BLyS Sequence Analysis

07 Mar

I’ve been playing with some sequence analysis and phylogentic tree construction programs recently because I would like to introduce these sorts of data analysis into my biology classes. As a sample protein, I decided to use BLyS / BAFF, a protein important in regulating B Cell numbers. I’ve always wondered about the origin of this kind of molecule, since working on it in grad school, and this seemed like a decent way to get some ideas about where it might come from.

The first thing I did was go to the NIH’s National Library of Medicine website:

It’s easy to search for any protein / gene / whole genome you are interested in examining. Knowing that BLyS is vital in humans and mice, I chose to start with the human sequence. I retrieved it as the following:

>gi|20196464|dbj|BAB90856.1| BLyS [Homo sapiens]

The easiest tool to find similar proteins in other animals is the Basic Local Alignment Search Tool for proteins, or BLASTp. Just using default settings, I pasted the sequence in the search field and hit go. (note, I actually just used the accession number, not the whole sequence)


This retrieved tons of proteins with similar sequences from the vast database of sequence information, from which I chose several model species. One thing I wanted to do was to include several primates as a sort of internal calibration (assuming that they would all have very similar sequences compared to more distantly related species). I also wanted to get a few animals’ sequences who are quite distantly related to humans (frog and ground tit fir that bill)

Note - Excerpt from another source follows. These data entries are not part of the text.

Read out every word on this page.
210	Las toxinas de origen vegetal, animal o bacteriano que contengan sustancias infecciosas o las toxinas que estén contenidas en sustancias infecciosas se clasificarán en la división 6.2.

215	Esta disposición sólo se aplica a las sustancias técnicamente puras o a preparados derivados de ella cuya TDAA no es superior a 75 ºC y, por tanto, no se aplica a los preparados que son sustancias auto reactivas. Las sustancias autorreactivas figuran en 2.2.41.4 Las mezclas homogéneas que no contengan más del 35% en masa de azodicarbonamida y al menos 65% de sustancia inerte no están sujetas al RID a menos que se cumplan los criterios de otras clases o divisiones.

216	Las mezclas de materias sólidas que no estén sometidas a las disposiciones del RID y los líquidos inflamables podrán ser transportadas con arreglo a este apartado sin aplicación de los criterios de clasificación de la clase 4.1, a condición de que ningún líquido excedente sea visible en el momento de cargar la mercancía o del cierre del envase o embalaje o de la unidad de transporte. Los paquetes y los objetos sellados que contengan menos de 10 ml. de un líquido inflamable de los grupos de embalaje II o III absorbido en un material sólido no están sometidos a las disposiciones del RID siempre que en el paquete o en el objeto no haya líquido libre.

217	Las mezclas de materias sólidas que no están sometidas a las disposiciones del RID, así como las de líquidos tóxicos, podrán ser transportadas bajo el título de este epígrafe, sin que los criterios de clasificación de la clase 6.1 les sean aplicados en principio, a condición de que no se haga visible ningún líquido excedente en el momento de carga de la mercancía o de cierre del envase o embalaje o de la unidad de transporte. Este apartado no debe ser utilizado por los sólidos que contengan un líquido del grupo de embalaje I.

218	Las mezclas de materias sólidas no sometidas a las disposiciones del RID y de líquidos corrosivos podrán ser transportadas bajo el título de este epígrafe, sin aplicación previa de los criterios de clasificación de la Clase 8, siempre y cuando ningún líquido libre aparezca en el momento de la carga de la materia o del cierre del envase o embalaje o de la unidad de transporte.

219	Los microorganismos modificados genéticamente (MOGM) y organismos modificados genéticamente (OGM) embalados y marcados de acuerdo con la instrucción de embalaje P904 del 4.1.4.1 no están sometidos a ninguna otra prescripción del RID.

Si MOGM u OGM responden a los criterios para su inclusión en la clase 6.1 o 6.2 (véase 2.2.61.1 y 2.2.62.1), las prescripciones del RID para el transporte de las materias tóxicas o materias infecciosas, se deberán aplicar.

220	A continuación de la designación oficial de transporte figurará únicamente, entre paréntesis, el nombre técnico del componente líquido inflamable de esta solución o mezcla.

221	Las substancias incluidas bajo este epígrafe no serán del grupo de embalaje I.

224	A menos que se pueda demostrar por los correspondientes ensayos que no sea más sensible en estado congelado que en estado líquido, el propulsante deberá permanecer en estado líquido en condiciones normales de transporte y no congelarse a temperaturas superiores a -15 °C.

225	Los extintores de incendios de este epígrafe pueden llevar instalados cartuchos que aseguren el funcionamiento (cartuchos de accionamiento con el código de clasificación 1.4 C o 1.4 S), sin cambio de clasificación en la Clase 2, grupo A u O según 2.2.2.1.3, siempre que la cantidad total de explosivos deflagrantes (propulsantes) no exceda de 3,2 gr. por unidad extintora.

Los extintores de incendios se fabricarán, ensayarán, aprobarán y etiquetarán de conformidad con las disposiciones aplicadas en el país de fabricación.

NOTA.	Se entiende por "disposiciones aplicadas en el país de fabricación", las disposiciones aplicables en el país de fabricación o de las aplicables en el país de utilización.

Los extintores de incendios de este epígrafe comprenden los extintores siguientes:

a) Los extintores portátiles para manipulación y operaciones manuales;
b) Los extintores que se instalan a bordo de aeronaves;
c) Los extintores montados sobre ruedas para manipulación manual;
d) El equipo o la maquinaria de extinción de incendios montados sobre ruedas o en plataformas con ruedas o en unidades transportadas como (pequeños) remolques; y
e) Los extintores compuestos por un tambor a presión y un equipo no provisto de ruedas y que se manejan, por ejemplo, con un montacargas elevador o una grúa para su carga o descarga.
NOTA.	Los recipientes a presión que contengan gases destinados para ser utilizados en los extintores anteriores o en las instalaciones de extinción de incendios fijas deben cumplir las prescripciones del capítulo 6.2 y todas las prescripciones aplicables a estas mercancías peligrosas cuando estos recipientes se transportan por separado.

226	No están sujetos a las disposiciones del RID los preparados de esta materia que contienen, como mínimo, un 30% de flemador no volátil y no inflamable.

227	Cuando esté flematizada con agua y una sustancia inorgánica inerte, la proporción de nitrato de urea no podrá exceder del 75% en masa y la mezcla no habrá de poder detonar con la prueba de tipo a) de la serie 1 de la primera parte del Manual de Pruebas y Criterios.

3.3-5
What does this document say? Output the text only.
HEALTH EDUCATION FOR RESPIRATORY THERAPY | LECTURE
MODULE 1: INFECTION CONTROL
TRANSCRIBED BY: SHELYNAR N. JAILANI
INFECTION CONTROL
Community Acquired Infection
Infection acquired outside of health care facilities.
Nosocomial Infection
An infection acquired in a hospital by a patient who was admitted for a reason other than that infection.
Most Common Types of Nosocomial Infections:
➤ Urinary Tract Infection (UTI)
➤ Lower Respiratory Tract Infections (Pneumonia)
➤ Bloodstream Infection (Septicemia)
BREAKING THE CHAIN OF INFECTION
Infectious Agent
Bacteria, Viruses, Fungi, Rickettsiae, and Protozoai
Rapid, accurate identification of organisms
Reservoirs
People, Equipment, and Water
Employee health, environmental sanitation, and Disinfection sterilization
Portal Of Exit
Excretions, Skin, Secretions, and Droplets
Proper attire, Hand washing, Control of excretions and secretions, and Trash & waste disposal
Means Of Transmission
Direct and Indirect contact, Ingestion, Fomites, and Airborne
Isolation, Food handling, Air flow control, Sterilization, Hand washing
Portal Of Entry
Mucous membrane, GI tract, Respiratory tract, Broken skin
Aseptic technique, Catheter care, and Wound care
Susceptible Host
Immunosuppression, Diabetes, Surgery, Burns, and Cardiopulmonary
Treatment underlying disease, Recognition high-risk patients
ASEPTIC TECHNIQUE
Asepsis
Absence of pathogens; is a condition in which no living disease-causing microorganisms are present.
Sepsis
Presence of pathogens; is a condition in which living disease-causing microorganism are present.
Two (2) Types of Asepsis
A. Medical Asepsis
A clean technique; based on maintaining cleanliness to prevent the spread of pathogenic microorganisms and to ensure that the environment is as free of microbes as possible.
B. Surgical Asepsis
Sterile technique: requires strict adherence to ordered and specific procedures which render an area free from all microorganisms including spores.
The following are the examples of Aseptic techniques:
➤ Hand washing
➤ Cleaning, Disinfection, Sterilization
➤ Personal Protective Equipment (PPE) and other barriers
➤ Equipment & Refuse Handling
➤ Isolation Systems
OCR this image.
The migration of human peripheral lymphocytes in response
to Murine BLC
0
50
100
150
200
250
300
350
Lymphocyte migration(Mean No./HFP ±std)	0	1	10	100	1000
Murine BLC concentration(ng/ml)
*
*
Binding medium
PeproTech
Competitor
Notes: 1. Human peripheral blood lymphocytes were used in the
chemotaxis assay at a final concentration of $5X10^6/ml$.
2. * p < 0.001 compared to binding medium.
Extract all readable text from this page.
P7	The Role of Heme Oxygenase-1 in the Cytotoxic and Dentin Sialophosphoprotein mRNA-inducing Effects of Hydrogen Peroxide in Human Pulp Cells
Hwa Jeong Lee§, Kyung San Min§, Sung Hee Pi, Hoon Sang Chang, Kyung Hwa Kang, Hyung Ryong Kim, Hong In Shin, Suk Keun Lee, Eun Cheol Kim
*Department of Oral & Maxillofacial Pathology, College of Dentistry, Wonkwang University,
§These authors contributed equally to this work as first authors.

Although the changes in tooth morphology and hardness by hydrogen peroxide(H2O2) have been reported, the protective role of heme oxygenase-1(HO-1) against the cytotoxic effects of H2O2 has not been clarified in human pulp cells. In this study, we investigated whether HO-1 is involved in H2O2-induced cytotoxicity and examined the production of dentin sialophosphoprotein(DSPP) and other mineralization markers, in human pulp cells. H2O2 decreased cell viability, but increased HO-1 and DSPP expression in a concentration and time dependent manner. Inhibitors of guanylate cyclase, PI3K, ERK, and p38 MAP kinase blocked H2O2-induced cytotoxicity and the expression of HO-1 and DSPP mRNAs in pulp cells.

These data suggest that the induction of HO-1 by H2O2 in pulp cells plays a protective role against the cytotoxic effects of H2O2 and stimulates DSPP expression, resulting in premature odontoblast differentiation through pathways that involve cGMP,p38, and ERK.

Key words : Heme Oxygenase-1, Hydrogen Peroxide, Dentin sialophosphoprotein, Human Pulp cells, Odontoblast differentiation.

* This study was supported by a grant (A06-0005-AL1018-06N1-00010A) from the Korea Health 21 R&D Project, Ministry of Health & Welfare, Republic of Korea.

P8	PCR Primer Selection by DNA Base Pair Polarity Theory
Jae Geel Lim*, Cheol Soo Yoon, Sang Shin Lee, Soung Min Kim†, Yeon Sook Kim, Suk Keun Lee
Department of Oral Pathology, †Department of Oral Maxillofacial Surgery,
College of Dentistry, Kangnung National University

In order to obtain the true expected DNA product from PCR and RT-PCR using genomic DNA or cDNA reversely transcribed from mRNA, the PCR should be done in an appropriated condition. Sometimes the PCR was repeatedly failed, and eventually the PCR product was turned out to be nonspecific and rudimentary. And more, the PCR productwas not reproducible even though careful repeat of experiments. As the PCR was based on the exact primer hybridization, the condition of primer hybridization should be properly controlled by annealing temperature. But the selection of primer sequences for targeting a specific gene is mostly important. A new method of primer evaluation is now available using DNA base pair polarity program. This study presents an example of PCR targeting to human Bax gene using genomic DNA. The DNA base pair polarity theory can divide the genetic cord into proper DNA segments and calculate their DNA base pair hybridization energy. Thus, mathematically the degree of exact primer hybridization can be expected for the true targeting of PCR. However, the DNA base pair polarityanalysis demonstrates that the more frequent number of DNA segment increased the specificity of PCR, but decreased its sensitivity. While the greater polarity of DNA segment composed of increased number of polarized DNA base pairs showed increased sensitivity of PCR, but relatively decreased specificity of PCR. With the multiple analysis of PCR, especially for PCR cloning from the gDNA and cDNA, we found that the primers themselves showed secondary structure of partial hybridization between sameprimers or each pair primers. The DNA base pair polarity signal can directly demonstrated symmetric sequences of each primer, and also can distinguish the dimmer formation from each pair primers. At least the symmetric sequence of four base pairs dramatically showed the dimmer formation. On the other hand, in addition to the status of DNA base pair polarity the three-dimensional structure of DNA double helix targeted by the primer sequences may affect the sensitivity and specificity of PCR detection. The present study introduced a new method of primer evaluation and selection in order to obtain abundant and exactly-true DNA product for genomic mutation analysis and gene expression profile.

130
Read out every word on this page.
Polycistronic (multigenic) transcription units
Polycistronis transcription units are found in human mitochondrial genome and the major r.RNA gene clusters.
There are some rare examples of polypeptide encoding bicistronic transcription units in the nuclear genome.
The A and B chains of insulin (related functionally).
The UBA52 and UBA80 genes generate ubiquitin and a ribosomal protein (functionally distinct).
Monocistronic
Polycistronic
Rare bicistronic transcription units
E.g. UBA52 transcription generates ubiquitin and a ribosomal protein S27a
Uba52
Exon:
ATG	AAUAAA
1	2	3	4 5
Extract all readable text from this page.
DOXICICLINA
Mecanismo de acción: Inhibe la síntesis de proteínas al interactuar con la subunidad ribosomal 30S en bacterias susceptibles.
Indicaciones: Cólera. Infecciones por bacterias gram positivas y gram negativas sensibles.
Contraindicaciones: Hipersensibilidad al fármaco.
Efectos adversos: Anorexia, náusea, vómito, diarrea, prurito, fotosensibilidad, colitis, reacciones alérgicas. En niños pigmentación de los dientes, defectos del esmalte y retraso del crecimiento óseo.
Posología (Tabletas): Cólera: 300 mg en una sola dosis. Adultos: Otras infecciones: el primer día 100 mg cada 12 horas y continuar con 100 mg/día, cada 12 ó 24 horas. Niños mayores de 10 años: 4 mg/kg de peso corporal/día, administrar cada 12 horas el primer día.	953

Once I had a list, I put them all into a single text file and then used that in a second program. This time, I decided that the best ‘multiple alignment tool’ would be CLUSTALX. It’s been around for a while and can create data in a number of different forms. Besides, it’s free and versions are available for both mac and PC.

Again, for starters, I just accepted the default parameters and did a quick alignment:


Obviously, there’s something odd about the canid familiars (dog) sequence, but before I did anything about that, I just wanted to see what a phylogenetic tree looked like. This is another thing that Clustal does well, it will export your sequence alignment as tree data in a number of formats, then I could plug that data into one final program. This last is a web based program that I access through a french site (but you can probably find it in a number of places). The program is called DRAWGRAM. It accepts alignment data and outputs a graphical tree representation of the alignment.

This is an important logical step… What I’m doing is asking for a family tree of sorts to be displayed that represents the relationship of the sequences I provided. We might want to assume that this also tells us how related the organisms that have these proteins are – and that’s not wrong, but it’s also not thorough as we’re only using ONE protein to make that assumption.

Here’s my first tree:


Note how isolated Canis is on this representation.

Finally, I went back and truncated the Canis sequence to a place where I suspect the protein actually starts – my sequence from the NCBI gave me a string of Amino Acids at the front of the protein that I think are probably not there, but just got added by some computer algorithm without proper human oversight.

Once I did that Canis (by the way, I remained the sequence ‘DOG’ so I was sure it was the new one) fell in line with a sequence more similar to that seen in cats (felis):

ImageThat’s it for now. Although I expect that I will dig a little deeper with more animals to see if I can come closer to an ‘original BLyS’.